Je me tournai alors vers les troupeaux de chèvres que surveillait Sega, un vieux chevrier à moitié aveugle. Quand venait l'heure de la traite, il serrait une chèvre contre lui en emprisonnant l'une de ses pattes dans sa jambe repliée sur sa hanche, puis il la trayait de la main droite. Le lait ruisselait dans une calebasse qu'il tenait de la main gauche. S'il arrivait qu'une chèvre se dégage brusquement en renversant la calebasse, les gamins se tordaient de rire et sautaient de joie, ce qui leur valait une belle bordée d'injures car, comme tout bon chevrier qui se respecte, le vieux Sega avait la bouche amère et l'injure abondante. Lorsqu'il était bien occupé à traire, je me glissais parfois au milieu du troupeau, me saisissais d'une chèvre et me mettais à la téter. Le vieux Sega, que sa position empêchait de me poursuivre, m'envoyait alors un chapelet de malédictions assaisonnées d'insultes de toutes sortes. Je lui rendais la monnaie de sa pièce puis, repu, m'enfuyais à toutes jambes. Ce petit manège dura un certain temps, jusqu'à ce que je me passionne pour autre chose.

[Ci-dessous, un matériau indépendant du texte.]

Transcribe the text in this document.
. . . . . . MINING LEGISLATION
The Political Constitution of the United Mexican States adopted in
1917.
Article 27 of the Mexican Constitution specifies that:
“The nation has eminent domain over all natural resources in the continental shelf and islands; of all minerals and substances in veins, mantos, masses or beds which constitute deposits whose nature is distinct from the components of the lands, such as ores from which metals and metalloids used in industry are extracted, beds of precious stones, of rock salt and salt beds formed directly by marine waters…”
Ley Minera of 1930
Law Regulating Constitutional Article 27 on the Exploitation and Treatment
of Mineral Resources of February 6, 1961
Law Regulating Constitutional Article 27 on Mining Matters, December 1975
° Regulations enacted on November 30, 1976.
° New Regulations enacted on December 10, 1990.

Comme tous les enfants de la ville, je devais impérativement regagner la maison avant le coucher du soleil, avant que n'ait retenti l'appel à la prière du couchant (maghreb). Le crépuscule, surtout le moment précis où le soleil lance ses dernières flèches de lumière avant de s'engloutir dans l'inconnu, était depuis toujours considéré comme un moment ambigu et dangereux où des forces obscures sont tout à coup libérées. Dans l'antique tradition pullo, le soleil est considéré comme symbolisant l'œil de Geno, l'Eternel, le Dieu suprême. Quand cet œil s'ouvre, la lumière se répand sur le monde et permet aux hommes de vaquer à leurs affaires ; les mauvais génies, sorciers, vampires ou jeteurs de sort se retirent alors dans leurs retraites respectives, tandis que lutins et farfadets se terrent dans des abris secrets. Mais quand cet œil béni se ferme et que l'obscurité envahit la terre, le poussin, apeuré, se réfugie sous les plumes de sa mère, le veau et l'agnelet se blottissent contre le flanc de leur maman, les femmes prennent leur bébé dans leur dos ou dans leur giron afin de protéger son “double” contre les vampires suceurs de sang ; les insectes font tinter leurs enclumes et les animaux nocturnes de la haute brousse commencent à pousser mille cris qui animent la nuit.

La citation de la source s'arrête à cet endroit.